Some possible alternatives to soil fumigation with methyl bromide include soil solarization and the use of composts to modify soil microorganism populations. We tested combinations of solarization and compost on a broccoli (Brassica oleracea var. botrytis L.) crop on an organic farm. Treatments were: solarization with compost (SC); solarization without compost (SW); compost only (NC); and an untreated control (NW). Dairy manure compost was applied manually to compost plots at 22 Mg/ha, raised beds were constructed, and solarization plots were covered with clear polyethylene from 13 July to 26 Aug.

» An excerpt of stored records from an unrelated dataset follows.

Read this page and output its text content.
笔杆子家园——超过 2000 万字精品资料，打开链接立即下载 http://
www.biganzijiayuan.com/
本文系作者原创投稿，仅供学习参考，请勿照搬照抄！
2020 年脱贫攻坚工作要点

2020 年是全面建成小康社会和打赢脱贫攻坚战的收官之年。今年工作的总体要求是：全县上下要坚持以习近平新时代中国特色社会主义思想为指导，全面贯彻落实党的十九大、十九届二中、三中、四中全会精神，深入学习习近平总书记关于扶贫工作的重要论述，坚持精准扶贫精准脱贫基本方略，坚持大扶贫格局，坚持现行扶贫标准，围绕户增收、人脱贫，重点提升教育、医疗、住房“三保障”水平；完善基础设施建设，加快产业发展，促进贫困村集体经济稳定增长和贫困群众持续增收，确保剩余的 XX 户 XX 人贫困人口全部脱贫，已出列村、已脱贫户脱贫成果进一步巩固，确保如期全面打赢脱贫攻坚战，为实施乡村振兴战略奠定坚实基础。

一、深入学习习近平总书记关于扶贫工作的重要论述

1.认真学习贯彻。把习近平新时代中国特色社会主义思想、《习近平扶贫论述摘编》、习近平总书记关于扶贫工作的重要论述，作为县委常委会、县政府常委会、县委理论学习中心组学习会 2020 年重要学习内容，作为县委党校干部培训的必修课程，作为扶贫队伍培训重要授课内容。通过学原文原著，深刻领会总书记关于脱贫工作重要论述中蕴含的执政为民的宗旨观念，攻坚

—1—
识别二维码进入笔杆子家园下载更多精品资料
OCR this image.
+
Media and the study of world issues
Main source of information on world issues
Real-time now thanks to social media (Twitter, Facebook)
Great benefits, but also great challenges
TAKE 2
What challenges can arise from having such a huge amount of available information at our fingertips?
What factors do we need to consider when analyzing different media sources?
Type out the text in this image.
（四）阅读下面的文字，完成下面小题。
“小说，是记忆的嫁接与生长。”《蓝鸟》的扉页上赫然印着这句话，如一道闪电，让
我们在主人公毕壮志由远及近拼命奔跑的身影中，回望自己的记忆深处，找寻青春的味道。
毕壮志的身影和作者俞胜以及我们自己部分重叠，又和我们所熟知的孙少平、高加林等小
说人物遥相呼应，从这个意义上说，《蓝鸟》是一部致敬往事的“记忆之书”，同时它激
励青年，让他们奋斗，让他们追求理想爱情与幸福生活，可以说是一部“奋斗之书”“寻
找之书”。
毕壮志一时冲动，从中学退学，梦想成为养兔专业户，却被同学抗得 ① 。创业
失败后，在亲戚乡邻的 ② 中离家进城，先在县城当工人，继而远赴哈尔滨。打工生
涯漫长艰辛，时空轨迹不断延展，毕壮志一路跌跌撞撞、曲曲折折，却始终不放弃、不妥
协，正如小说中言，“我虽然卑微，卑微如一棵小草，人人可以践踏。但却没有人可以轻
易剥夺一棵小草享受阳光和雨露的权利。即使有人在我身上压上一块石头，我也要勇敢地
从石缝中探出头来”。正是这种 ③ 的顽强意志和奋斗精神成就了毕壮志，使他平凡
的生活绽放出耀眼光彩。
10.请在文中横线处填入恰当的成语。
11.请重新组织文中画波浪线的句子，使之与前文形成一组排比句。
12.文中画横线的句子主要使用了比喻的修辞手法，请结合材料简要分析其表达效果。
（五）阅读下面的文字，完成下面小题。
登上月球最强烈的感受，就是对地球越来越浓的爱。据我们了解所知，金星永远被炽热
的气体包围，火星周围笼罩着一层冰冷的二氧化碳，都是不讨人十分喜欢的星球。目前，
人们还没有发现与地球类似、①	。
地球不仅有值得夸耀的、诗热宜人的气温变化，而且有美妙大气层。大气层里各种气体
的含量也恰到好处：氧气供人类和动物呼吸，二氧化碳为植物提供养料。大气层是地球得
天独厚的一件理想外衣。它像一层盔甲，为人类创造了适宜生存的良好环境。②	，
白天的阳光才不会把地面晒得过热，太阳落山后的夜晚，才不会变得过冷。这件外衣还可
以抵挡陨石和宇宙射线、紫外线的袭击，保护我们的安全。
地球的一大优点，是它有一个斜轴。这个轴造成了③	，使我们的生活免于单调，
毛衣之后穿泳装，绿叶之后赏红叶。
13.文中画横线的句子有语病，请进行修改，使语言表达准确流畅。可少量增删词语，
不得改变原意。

Black polyethylene mulch was applied to all plots, covering the clear polyethylene. Broccoli, cv. Packman, transplants were planted into the beds and fertilized with fish emulsion fertilizer three times for a total of ≈22 kg/ha N. Broccoli heads were harvested on 1, 5, and 9 Dec., trimmed to 15 cm, weighed and counted. Marketable yields were 8704, 7117, 8169, and 8374 (kg/ha) and mean head weights were 353, 228, 286, 313 (g) for SC, SW, NC, and NW, respectively. Under these conditions, head weights were highest with compost and solarization, and marketable yields were similar.